20th-21st century Native American potter

Juanita Inez Ortiz, also known as Inez Ortiz (1960 – 2008) was a Native American Cochiti Pueblo artist, specializing in pottery. She is of the Herrera family of Pueblo potters in New Mexico, whose work is often found in art collections and in art museums. She was from the Cochiti Pueblo in Cochiti, New Mexico.

== Biography ==
Inez Ortiz was born in 1960 into the Herrera family, known for their pueblo pottery. She started learning pottery making from her mother and grandmother at a very early age, as was traditionally done. Her pottery designs and shapes remained traditional much like those of her mother and unlike that of her siblings. She is the daughter of Cochiti potter Seferina Ortiz (1931–2007) and granddaughter of Cochiti potter, Laurencita Herrera (1912–1984). Her three siblings are also potters, Virgil Ortiz, Joyce Lewis, and Janice Ortiz. Additionally her daughter, Lisa Holt is also a potter and ceramist.
"I make all kinds of things: bears, nativity sets, miniatures, storyteller figurines, owls, turtles, and clay drums. I mold the 'couple' pieces [a man and woman together] in different sizes. I'm also into the ceramics to make some things easier. I go back to the traditional because people like it." - Inez Ortiz
Traditional Cochiti pottery has been disappearing for many decades. The creation of storytellers by Helen Cordero at Cochiti in 1964, and their ensuing popularity, resulted in Cochiti Pueblo potters turning to the production of these highly marketable forms. The older Cochiti style which primarily focused on animal and human figures was abandoned on a large scale.

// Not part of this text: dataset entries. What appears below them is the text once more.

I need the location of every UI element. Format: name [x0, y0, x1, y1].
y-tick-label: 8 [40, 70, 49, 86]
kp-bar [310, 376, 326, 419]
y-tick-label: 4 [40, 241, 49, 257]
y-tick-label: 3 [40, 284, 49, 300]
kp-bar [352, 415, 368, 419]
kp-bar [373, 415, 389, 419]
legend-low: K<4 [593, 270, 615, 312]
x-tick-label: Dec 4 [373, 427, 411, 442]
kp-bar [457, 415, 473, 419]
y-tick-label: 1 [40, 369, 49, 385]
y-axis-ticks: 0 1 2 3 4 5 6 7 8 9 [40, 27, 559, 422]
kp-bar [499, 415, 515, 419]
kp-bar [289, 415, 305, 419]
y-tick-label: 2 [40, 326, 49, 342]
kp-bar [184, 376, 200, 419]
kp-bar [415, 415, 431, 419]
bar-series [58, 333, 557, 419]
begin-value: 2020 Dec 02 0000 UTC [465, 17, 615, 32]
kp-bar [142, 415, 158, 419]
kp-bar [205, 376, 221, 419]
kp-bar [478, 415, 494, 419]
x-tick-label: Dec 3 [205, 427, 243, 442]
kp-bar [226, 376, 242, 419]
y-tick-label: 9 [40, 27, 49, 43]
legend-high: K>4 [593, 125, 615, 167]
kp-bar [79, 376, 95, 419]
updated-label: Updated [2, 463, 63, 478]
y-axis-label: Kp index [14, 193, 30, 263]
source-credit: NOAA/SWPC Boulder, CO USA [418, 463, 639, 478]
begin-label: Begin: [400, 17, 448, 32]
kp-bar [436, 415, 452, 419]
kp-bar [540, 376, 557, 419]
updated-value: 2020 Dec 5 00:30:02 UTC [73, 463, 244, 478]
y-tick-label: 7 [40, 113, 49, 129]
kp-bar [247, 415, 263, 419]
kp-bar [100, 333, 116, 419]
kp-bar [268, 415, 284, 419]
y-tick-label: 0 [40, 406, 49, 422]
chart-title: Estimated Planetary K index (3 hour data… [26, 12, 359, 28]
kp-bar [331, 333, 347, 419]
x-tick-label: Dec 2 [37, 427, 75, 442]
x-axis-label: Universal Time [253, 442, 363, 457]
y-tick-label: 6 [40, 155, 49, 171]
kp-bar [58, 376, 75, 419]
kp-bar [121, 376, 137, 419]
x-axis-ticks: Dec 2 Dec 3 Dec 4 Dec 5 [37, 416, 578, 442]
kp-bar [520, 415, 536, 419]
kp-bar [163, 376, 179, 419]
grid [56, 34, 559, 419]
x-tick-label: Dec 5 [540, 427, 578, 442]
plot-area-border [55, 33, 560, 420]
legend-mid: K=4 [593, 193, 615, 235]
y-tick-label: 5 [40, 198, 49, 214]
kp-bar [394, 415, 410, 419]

Inez's brother Virgil began to recreate the figures that were made using the early 20th century Cochiti-style. Inez became inspired and impressed and began to make human and animal figures using traditional Cochiti techniques to create beautiful pottery and continue the work of her predecessors hundreds of years ago.

Her work is part of various permanent museum collections, including the Birmingham Museum of Art (BMA), the National Museum of the American Indian and the Spencer Museum of Art.